Assume the following:

- There is a perfect instruction cache ( i.e., do not worry about the time for any instruction accesses).
- Both int and float are 4 bytes.
- Assume that only the accesses to the array locations a[i][j] and b[i][2\*j] generate loads to the data cache. The rest of the variables are all allocated in registers.
- Assume a fully associative, LRU data cache with 32 lines, where each line has 16 bytes.
- Initially, the data cache is empty.
- The arrays a and b are stored in row major form.
- To keep things simple, we will assume that statements in the above code are executed sequentially. The time to execute lines (1), (2), and (4) is 4 cycles for each invocation. Lines (3) and (5) take 10 cycles to execute and an additional 40 cycles to wait for the data if there is a data cache miss.
- There is a data prefetch instruction with the format prefetch(array[index]). This prefetches the entire block containing the word array[index] into the data cache. It takes 1 cycle for the processor to execute this instruction and send it to the data cache. The processor can then go ahead and execute subsequent instructions. If the prefetched data is not in the cache, it takes 40 cycles for the data to get loaded into the cache.
- Assume that the arrays a and b both start at cache line boundaries.

## Part A [4 points]

How many cycles does the above code fragment take to execute if we do NOT use prefetching?

## Part B [4 points]

Consider inserting prefetch instructions for the two inner loops for the arrays a and b respectively. Explain why we may want to unroll the loops to insert prefetches. What is the minimum number of times you would need to unroll for each of the two loops for this purpose?

## Part C [8 points]

Unroll the inner loops for the number of times identified in part b, and insert the minimum number of prefetch instructions to minimize execution time. The technique to insert prefetches is analogous to software pipelining. You do not need to worry about startup and cleanup code and do not introduce any new loops.

## Part D [4 points]

How many cycles does the code in part (c) take to execute? Calculate the average speedup over the code without prefetching. Assume prefetches are not present in the startup code. Extra time needed by prefetches executing beyond the end of the loop execution time should not be counted.

## Problem 4 [12 points]

Consider a virtual memory system where a TLB access takes 2 ns and there is a single level of a set-associative, write-back data cache with the following parameters:

- indexing the cache to access the data portion takes 6 ns
- indexing the tag array of the data cache takes 4 ns
- tag comparisons take 1.5 ns
- multiplexing the output data takes 1 ns

Assume these are the only parts that affect the cache access time. For each of the following configurations, calculate the amount of time it takes to get data from the cache on a hit, including any necessary TLB access time. Please explain your answers for full credit.

#### Part A [3 points]

The page size is 4KB and the data cache is 64 KB, 4-way set associative, with block size of 16 bytes. The cache is physically-indexed and physically-tagged.

#### Part B [3 points]

Same as the part A except that the cache is virtually-indexed and virtually-tagged.

## Part C [3 points]

Same as the part A except that the cache is virtually-indexed and physically-tagged.

### Part D [3 points]

Same as the part A except that the cache is physically-indexed and virtually-tagged.

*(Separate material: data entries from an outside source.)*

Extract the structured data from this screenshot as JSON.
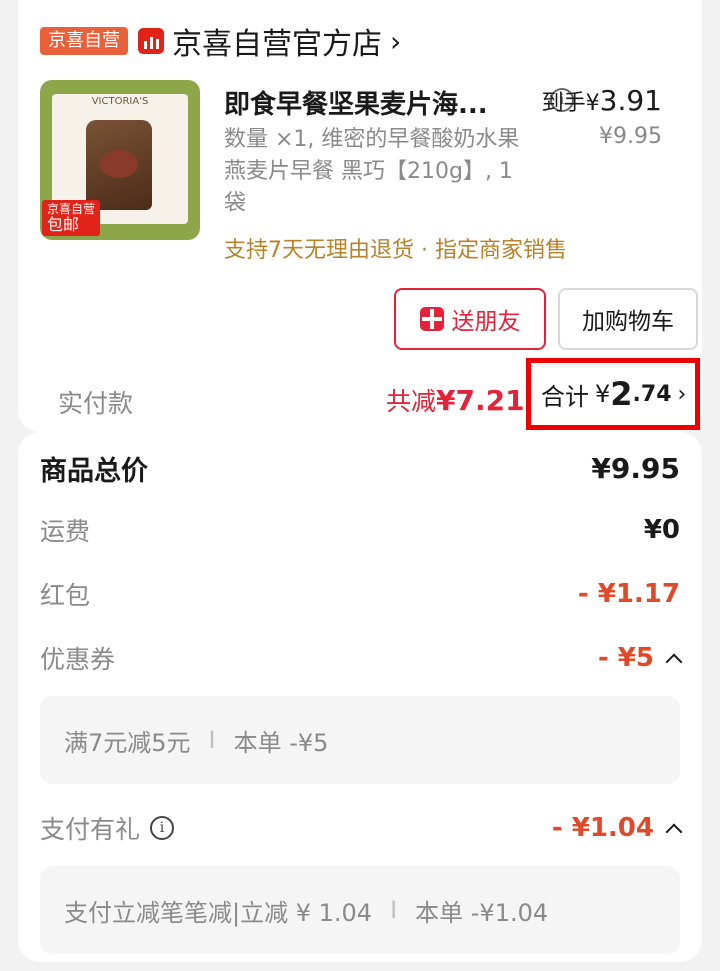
{
  "store": {
    "tag": "京喜自营",
    "name": "京喜自营官方店",
    "chevron": "›"
  },
  "product": {
    "image_brand_text": "VICTORIA'S",
    "image_ship_line1": "京喜自营",
    "image_ship_line2": "包邮",
    "title": "即食早餐坚果麦片海...",
    "daoshou_label": "到手",
    "daoshou_currency": "¥",
    "daoshou_price": "3.91",
    "original_price": "¥9.95",
    "desc": "数量 ×1, 维密的早餐酸奶水果燕麦片早餐 黑巧【210g】, 1袋",
    "policy": "支持7天无理由退货 · 指定商家销售",
    "icons": {
      "info": "info-circle-icon",
      "gift": "gift-icon",
      "store": "store-bars-icon"
    }
  },
  "buttons": {
    "gift": "送朋友",
    "cart": "加购物车"
  },
  "payment": {
    "label": "实付款",
    "reduced_label": "共减",
    "reduced_amount": "¥7.21",
    "total_label": "合计",
    "total_currency": "¥",
    "total_int": "2",
    "total_dec": ".74",
    "chevron": "›"
  },
  "breakdown": {
    "goods_total_label": "商品总价",
    "goods_total_value": "¥9.95",
    "shipping_label": "运费",
    "shipping_value": "¥0",
    "redpacket_label": "红包",
    "redpacket_value": "- ¥1.17",
    "coupon_label": "优惠券",
    "coupon_value": "- ¥5",
    "coupon_detail": "满7元减5元",
    "coupon_detail_sep": "I",
    "coupon_detail_amount": "本单 -¥5",
    "paygift_label": "支付有礼",
    "paygift_value": "- ¥1.04",
    "paygift_detail": "支付立减笔笔减|立减 ¥ 1.04",
    "paygift_detail_sep": "I",
    "paygift_detail_amount": "本单 -¥1.04",
    "colors": {
      "red": "#e04a2a",
      "gold": "#b8822a",
      "brand": "#e2233a"
    }
  }
}
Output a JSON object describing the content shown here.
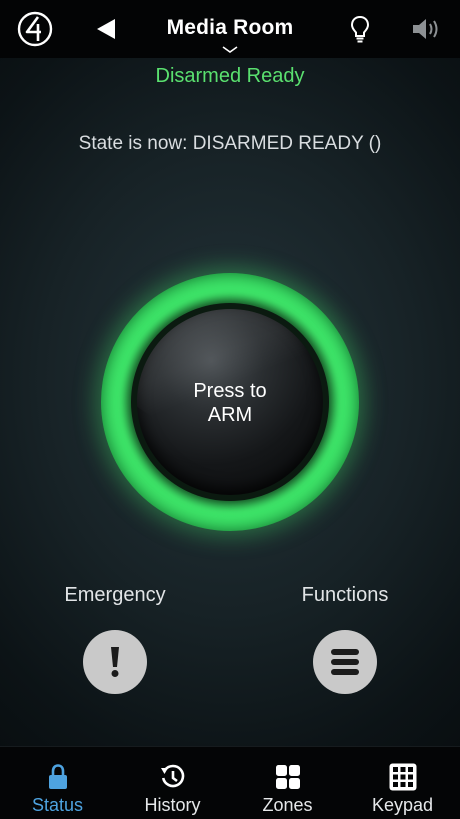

## Problem 5: Graduate students only [12 points]

You are building a computer system around a processor with in-order execution that runs at 1 GHz and has a CPI of 1, excluding memory accesses. The only instructions that read or write data from/to memory are loads (20% of total instructions) and stores (5% of total instructions).

The memory system for this computer has a split L1 cache. Both the I-cache and the D-cache are direct-mapped and hold 32 KB each. The I-cache has a 2% miss rate and 64 byte blocks, and the D-cache is a write-through, no-write-allocate cache with a 5% miss rate and 64 byte blocks. The hit time for both the I-cache and the D-cache is 1 ns.

The L1 cache has a write buffer. 90% of writes to L1 find a free entry in the write buffer immediately. The other 10% of the writes have to wait until an entry frees up in the write buffer. An entry is held while the write buffer initiates a request to L2 and waits for L2. The processor is stalled on a write until a free write buffer entry is available.

The L2 cache is a unified write-back, write-allocate cache with a total size of 512 KB and a block size of 64 bytes. The hit time of the L2 cache is 12 ns for both read hits and write hits. L2 write for a miss takes 12 ns (after the allocate is done). Tag comparison for hit/miss is included in the 12 ns in all cases, do not add hit time to miss time on a miss. The local hit rate of the L2 cache is 80%. Also, 50% of all L2 cache blocks replaced are dirty.

The 64-bit wide main memory has an access latency of 20 ns (including the time for the request to reach from the L2 cache to the main memory), after which any number of bus words may be transferred at the rate of one bus word (64 bit) per bus cycle on the 64-bit wide 100 MHz main memory bus.

Assume inclusion between the L1 and L2 caches, and assume there is no write-back buffer at the L2 cache. Assume a write-back takes the same amount of time as a read of the same size from memory.

While calculating any time values (such as hit time, miss penalty, AMAT), please use ns (nanoseconds) as the unit of time. For miss rates below, give the local miss rate for that cache. By miss penaltyL2, we mean the time from the miss request issued by the L2 cache up to the time the data comes back to the L2 cache from main memory.

## Part A [7 points]

Compute the AMAT (average memory access time) for instruction accesses.

- 1. Give the values of the following terms for instruction accesses. L1 hit time, L1 miss rate, L2 hit time, and L2 miss rate. [1 point]
- 2. Give the formula for calculating L2 miss penalty, and compute the value of L2 miss penalty. Don't forget to include the time to write back a dirty block. [4 points]
- 3. Give the formula for calculating the AMAT for this system using the five terms whose values you computed above and any other values you need. [1 point]
- 4. Plug in the values into the AMAT formula above, and compute a numerical value for AMAT for instruction accesses. [1 point]

### Part B [2 points]

Compute the AMAT for data reads.

- 1. Give the value of L1 miss rate for data reads. [1 point]
- 2. Calculate the value of the AMAT for data reads. [1 point]

### Part C [3 points]

Compute the AMAT for data writes. Assume the miss penalty for a data write is the same as computed previously for a data read.

- 1. Give the value of time for a write buffer entry being written to the L2 cache. [2 points]
- 2. Calculate the value of the AMAT for data writes using the above information, and any other values that you need. Only include the time that the processor will be stalled. Hint: There are two cases to be considered here depending upon whether the write buffer is full or not. [1 point]